Commercial banks across the world can now hold between 1% and 2% of their tier 1 capital in crypto following a decision by the Basel Committee’s oversight body.
The Group of Central Bank Governors and Heads of Supervision endorsed a finalized prudential standard on banks’ cryptoassets exposures on Friday.
That standard classifies cryptos into tokenized stocks/bonds and stablecoins (traditional assets), which don’t have a limit, and actual cryptos like bitcoin or eth.
For the latter, “a bank’s total exposure to Group 2 cryptoassets should not generally be higher than 1% of the bank’s Tier 1 capital and must not exceed 2% of the bank’s Tier 1 capital,” the standard says.

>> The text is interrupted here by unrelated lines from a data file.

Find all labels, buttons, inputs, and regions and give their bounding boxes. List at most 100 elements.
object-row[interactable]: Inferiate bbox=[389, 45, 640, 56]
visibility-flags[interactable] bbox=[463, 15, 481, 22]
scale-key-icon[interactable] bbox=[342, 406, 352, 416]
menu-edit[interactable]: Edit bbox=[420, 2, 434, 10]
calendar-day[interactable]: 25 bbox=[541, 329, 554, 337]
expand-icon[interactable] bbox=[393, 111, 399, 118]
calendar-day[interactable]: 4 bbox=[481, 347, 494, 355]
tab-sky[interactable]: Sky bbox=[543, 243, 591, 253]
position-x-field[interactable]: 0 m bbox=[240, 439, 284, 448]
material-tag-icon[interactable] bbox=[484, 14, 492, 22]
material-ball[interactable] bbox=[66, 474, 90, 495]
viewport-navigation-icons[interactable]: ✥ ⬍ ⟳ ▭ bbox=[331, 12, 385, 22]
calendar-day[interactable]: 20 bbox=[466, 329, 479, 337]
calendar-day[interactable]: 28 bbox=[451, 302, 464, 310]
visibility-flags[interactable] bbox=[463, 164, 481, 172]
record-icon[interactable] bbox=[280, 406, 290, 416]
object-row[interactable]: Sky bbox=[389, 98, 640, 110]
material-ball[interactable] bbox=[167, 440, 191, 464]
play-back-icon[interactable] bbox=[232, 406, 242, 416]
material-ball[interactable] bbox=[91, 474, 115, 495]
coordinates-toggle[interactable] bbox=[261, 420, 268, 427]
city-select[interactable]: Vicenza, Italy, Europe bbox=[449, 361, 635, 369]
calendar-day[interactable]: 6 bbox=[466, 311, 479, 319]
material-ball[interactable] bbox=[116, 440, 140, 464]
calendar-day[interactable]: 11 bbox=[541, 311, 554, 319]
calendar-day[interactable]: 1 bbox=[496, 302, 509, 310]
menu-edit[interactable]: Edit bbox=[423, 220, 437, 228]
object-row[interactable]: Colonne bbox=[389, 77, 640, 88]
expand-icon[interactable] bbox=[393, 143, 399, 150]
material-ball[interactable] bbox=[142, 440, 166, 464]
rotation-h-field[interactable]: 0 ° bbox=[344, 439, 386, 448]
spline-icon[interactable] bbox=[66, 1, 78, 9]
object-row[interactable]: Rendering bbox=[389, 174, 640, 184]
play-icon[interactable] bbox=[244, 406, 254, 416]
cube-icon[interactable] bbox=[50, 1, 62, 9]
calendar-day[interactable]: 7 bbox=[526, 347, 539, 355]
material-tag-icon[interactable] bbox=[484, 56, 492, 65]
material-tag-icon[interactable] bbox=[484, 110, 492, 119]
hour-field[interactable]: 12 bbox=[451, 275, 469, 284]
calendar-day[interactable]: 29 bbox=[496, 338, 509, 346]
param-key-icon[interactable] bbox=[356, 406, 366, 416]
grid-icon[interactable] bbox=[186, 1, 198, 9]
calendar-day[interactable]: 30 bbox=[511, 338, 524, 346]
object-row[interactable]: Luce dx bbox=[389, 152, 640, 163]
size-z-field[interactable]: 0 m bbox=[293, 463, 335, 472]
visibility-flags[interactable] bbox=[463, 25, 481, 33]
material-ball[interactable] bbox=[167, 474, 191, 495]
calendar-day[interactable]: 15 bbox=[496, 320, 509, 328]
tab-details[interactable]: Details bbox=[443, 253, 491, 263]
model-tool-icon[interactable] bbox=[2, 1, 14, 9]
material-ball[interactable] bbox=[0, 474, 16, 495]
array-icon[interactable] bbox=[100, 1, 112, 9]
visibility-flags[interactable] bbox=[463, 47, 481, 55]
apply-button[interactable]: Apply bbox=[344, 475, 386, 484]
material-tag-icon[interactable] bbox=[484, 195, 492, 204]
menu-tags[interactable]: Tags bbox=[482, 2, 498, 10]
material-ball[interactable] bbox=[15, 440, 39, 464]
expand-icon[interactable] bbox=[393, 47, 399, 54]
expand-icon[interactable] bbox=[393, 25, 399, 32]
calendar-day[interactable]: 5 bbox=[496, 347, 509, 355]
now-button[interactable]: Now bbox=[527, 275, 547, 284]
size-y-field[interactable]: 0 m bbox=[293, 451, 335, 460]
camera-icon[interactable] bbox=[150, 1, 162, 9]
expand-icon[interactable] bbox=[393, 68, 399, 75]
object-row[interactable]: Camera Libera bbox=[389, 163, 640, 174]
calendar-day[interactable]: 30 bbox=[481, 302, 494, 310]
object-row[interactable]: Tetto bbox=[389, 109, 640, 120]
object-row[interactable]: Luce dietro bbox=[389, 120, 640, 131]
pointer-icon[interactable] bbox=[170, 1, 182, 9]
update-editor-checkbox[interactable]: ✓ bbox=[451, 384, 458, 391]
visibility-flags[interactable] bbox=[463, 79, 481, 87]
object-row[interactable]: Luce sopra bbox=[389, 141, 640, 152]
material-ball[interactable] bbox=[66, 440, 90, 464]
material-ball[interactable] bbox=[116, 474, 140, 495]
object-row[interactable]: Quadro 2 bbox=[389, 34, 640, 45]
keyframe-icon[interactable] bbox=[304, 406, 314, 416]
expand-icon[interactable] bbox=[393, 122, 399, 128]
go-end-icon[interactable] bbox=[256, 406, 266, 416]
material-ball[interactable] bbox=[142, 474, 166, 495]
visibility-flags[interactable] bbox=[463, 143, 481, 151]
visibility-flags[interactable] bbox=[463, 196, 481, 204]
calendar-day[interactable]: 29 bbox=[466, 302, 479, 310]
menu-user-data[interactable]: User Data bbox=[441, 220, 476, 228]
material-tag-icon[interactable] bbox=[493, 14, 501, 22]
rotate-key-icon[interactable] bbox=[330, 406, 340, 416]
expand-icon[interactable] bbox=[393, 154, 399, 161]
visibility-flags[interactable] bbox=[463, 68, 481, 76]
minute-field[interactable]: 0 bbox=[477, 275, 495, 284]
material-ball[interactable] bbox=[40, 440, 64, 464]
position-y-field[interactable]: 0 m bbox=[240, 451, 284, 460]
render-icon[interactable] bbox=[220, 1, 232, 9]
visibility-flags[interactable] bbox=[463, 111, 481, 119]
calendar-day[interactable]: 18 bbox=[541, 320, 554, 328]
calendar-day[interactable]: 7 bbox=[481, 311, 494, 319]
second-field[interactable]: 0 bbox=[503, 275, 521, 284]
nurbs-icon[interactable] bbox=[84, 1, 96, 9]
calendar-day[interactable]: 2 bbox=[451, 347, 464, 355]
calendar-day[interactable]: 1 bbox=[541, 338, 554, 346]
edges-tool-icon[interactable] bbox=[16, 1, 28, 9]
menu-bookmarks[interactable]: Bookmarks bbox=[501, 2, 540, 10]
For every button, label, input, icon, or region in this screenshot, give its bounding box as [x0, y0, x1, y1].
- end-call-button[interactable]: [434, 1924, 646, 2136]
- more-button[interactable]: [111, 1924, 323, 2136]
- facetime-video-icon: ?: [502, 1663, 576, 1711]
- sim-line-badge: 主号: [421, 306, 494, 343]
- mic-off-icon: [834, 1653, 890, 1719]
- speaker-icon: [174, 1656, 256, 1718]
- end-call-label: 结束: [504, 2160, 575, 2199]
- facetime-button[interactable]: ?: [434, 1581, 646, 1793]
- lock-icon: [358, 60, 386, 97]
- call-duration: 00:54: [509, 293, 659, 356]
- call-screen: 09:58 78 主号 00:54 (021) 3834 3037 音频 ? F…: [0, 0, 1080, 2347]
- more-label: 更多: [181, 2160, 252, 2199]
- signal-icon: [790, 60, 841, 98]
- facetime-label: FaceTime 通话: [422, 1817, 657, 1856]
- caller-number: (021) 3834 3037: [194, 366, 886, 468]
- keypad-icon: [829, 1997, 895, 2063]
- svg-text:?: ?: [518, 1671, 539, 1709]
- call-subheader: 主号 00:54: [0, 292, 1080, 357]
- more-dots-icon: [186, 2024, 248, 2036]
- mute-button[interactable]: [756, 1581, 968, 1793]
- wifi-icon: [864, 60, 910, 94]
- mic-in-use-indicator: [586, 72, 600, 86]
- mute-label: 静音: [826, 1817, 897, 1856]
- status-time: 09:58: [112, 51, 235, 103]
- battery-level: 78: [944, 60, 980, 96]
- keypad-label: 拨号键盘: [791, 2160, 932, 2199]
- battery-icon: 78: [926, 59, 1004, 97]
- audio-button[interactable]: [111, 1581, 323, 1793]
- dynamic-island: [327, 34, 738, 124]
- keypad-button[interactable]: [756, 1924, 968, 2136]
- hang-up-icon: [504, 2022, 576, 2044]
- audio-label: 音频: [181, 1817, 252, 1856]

JP Morgan has the biggest Tier 1 capital at $263 billion, so they can hold $2.6 billion in crypto.
Capital One on the other hand has Tier 1 at just $28 billion, so they can hold only $280 million worth of crypto.

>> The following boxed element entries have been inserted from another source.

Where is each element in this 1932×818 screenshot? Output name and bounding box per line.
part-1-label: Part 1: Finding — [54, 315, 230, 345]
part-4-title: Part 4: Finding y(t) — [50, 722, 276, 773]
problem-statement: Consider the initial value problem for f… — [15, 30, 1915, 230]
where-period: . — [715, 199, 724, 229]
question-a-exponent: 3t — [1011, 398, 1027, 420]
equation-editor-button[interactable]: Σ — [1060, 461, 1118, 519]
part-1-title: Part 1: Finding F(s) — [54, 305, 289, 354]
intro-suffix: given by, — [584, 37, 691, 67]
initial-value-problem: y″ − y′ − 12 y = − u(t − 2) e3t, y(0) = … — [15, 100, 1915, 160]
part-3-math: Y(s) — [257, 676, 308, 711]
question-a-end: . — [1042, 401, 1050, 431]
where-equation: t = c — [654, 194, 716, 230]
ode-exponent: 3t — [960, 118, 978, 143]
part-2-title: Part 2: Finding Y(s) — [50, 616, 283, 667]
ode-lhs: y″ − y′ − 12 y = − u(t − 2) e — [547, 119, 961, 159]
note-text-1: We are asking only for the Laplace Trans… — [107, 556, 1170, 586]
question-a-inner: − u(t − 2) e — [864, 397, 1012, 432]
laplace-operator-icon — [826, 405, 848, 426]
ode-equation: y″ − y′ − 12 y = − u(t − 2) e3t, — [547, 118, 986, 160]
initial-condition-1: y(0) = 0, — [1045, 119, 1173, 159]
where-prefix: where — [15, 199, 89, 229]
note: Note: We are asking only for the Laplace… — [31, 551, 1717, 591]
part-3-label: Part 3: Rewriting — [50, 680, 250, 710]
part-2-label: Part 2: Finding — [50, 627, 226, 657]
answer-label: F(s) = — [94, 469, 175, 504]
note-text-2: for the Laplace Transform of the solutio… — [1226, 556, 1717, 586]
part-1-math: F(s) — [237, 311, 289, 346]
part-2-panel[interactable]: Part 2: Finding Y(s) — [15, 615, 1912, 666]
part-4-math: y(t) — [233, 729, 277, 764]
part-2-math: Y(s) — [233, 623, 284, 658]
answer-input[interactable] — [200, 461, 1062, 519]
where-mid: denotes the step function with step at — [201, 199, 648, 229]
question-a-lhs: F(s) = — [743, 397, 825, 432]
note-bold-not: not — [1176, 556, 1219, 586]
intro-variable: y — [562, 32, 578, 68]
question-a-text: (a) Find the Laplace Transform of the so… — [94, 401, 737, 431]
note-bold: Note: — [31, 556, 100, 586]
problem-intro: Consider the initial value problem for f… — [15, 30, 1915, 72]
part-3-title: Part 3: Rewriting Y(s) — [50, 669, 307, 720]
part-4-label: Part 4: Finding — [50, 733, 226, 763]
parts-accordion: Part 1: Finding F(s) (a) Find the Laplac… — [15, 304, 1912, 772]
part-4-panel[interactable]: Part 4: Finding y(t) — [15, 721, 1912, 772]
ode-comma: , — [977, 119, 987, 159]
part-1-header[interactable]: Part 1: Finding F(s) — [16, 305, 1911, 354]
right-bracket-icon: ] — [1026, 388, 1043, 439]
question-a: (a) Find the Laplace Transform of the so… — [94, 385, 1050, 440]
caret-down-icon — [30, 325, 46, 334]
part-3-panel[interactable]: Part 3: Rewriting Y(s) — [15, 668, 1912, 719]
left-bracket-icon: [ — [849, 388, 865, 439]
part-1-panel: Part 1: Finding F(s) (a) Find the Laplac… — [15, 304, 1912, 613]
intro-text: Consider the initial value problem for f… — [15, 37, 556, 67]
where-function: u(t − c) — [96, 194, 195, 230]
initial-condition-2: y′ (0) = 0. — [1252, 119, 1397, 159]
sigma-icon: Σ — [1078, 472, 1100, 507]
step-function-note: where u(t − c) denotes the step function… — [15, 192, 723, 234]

However exceptions are made if crypto is being held as a hedge. So if the bank is selling long bitcoin futures on CME, and buys spot bitcoin to hedge that long in case the price does go up, this bitcoin does not count as part of this reserve requirement.

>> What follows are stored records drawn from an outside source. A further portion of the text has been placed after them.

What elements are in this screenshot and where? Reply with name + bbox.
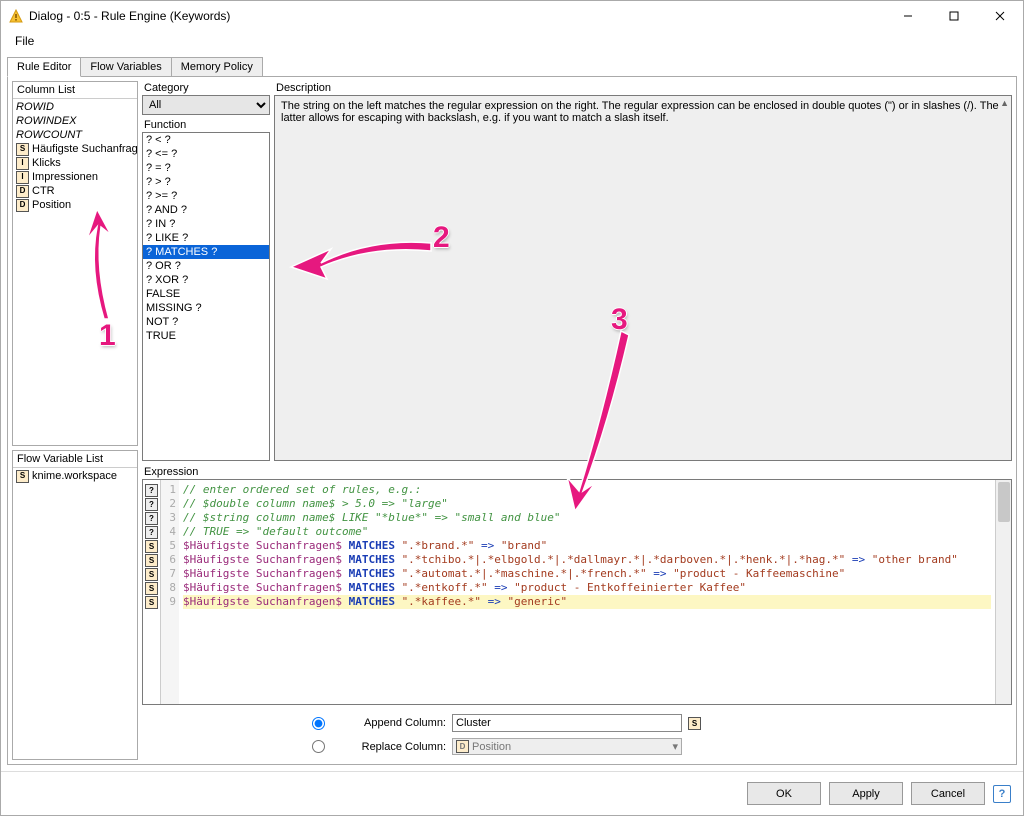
- chevron-down-icon: ▾: [672, 740, 678, 753]
- function-item[interactable]: ? LIKE ?: [143, 231, 269, 245]
- replace-type-badge: D: [456, 740, 469, 753]
- type-badge: D: [16, 199, 29, 212]
- arrow-1: [79, 209, 129, 329]
- append-column-label: Append Column:: [331, 717, 446, 729]
- flow-variable-list[interactable]: Sknime.workspace: [13, 468, 137, 759]
- type-badge: S: [16, 143, 29, 156]
- function-item[interactable]: ? = ?: [143, 161, 269, 175]
- function-item[interactable]: ? MATCHES ?: [143, 245, 269, 259]
- column-item[interactable]: ROWCOUNT: [15, 128, 135, 142]
- column-item[interactable]: ROWID: [15, 100, 135, 114]
- replace-column-select[interactable]: D Position ▾: [452, 738, 682, 755]
- function-item[interactable]: ? < ?: [143, 133, 269, 147]
- description-label: Description: [274, 81, 1012, 95]
- column-item[interactable]: ROWINDEX: [15, 114, 135, 128]
- tab-memory-policy[interactable]: Memory Policy: [171, 57, 263, 76]
- type-badge: D: [16, 185, 29, 198]
- tab-rule-editor[interactable]: Rule Editor: [7, 57, 81, 77]
- titlebar: Dialog - 0:5 - Rule Engine (Keywords): [1, 1, 1023, 31]
- tab-content: Column List ROWIDROWINDEXROWCOUNTSHäufig…: [7, 77, 1017, 765]
- append-column-input[interactable]: [452, 714, 682, 732]
- replace-column-label: Replace Column:: [331, 741, 446, 753]
- maximize-button[interactable]: [931, 1, 977, 31]
- type-badge: I: [16, 157, 29, 170]
- tab-flow-variables[interactable]: Flow Variables: [80, 57, 171, 76]
- flow-variable-panel: Flow Variable List Sknime.workspace: [12, 450, 138, 760]
- ok-button[interactable]: OK: [747, 782, 821, 805]
- function-item[interactable]: ? <= ?: [143, 147, 269, 161]
- column-item[interactable]: IKlicks: [15, 156, 135, 170]
- column-item[interactable]: SHäufigste Suchanfragen: [15, 142, 135, 156]
- function-item[interactable]: TRUE: [143, 329, 269, 343]
- append-column-radio[interactable]: [312, 717, 325, 730]
- close-button[interactable]: [977, 1, 1023, 31]
- flow-variable-header: Flow Variable List: [13, 451, 137, 468]
- column-item[interactable]: IImpressionen: [15, 170, 135, 184]
- app-icon: [9, 9, 23, 23]
- function-panel: Category All Function ? < ?? <= ?? = ?? …: [142, 81, 270, 461]
- column-list-header: Column List: [13, 82, 137, 99]
- help-icon[interactable]: ?: [993, 785, 1011, 803]
- cancel-button[interactable]: Cancel: [911, 782, 985, 805]
- scroll-up-icon[interactable]: ▲: [1000, 98, 1009, 108]
- dialog-button-bar: OK Apply Cancel ?: [1, 771, 1023, 815]
- tabstrip: Rule Editor Flow Variables Memory Policy: [7, 57, 1017, 77]
- function-list[interactable]: ? < ?? <= ?? = ?? > ?? >= ?? AND ?? IN ?…: [142, 132, 270, 461]
- function-item[interactable]: ? >= ?: [143, 189, 269, 203]
- replace-column-row: Replace Column: D Position ▾: [142, 735, 1012, 758]
- function-item[interactable]: ? > ?: [143, 175, 269, 189]
- function-item[interactable]: ? AND ?: [143, 203, 269, 217]
- dialog-window: Dialog - 0:5 - Rule Engine (Keywords) Fi…: [0, 0, 1024, 816]
- append-type-badge: S: [688, 717, 701, 730]
- function-item[interactable]: ? OR ?: [143, 259, 269, 273]
- editor-scrollbar[interactable]: [995, 480, 1011, 704]
- expression-editor[interactable]: ????SSSSS 123456789 // enter ordered set…: [142, 479, 1012, 705]
- menubar: File: [1, 31, 1023, 51]
- category-select[interactable]: All: [142, 95, 270, 115]
- category-label: Category: [142, 81, 270, 95]
- function-item[interactable]: FALSE: [143, 287, 269, 301]
- function-item[interactable]: NOT ?: [143, 315, 269, 329]
- type-badge: S: [16, 470, 29, 483]
- column-item[interactable]: DCTR: [15, 184, 135, 198]
- function-item[interactable]: ? IN ?: [143, 217, 269, 231]
- arrow-3: [561, 331, 641, 511]
- function-item[interactable]: ? XOR ?: [143, 273, 269, 287]
- apply-button[interactable]: Apply: [829, 782, 903, 805]
- minimize-button[interactable]: [885, 1, 931, 31]
- type-badge: I: [16, 171, 29, 184]
- function-item[interactable]: MISSING ?: [143, 301, 269, 315]
- replace-column-radio[interactable]: [312, 740, 325, 753]
- arrow-2: [291, 233, 441, 283]
- window-title: Dialog - 0:5 - Rule Engine (Keywords): [29, 9, 885, 23]
- menu-file[interactable]: File: [9, 32, 40, 50]
- append-column-row: Append Column: S: [142, 711, 1012, 735]
- flow-variable-item[interactable]: Sknime.workspace: [15, 469, 135, 483]
- function-label: Function: [142, 118, 270, 132]
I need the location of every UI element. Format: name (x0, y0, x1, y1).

In addition, the custody of customers’ crypto does not appear to count either, making this more about banks’ own assets.
Some studies have found that some exposure to crypto provides higher risk-adjusted returns in the modern portfolio theory.
In 2018 when these studies first started reporting their findings, they recommended that at least 1% of the portfolio should go towards bitcoin.
In later years some studies have increased that recommendation to 10%, but the Basel Committee appears to now be green-lighting that 1%.
Banks can increased the threshold to 2% under stricter conditions, with this decision so potentially paving the way for a greater integration between crypto and the traditional financial system.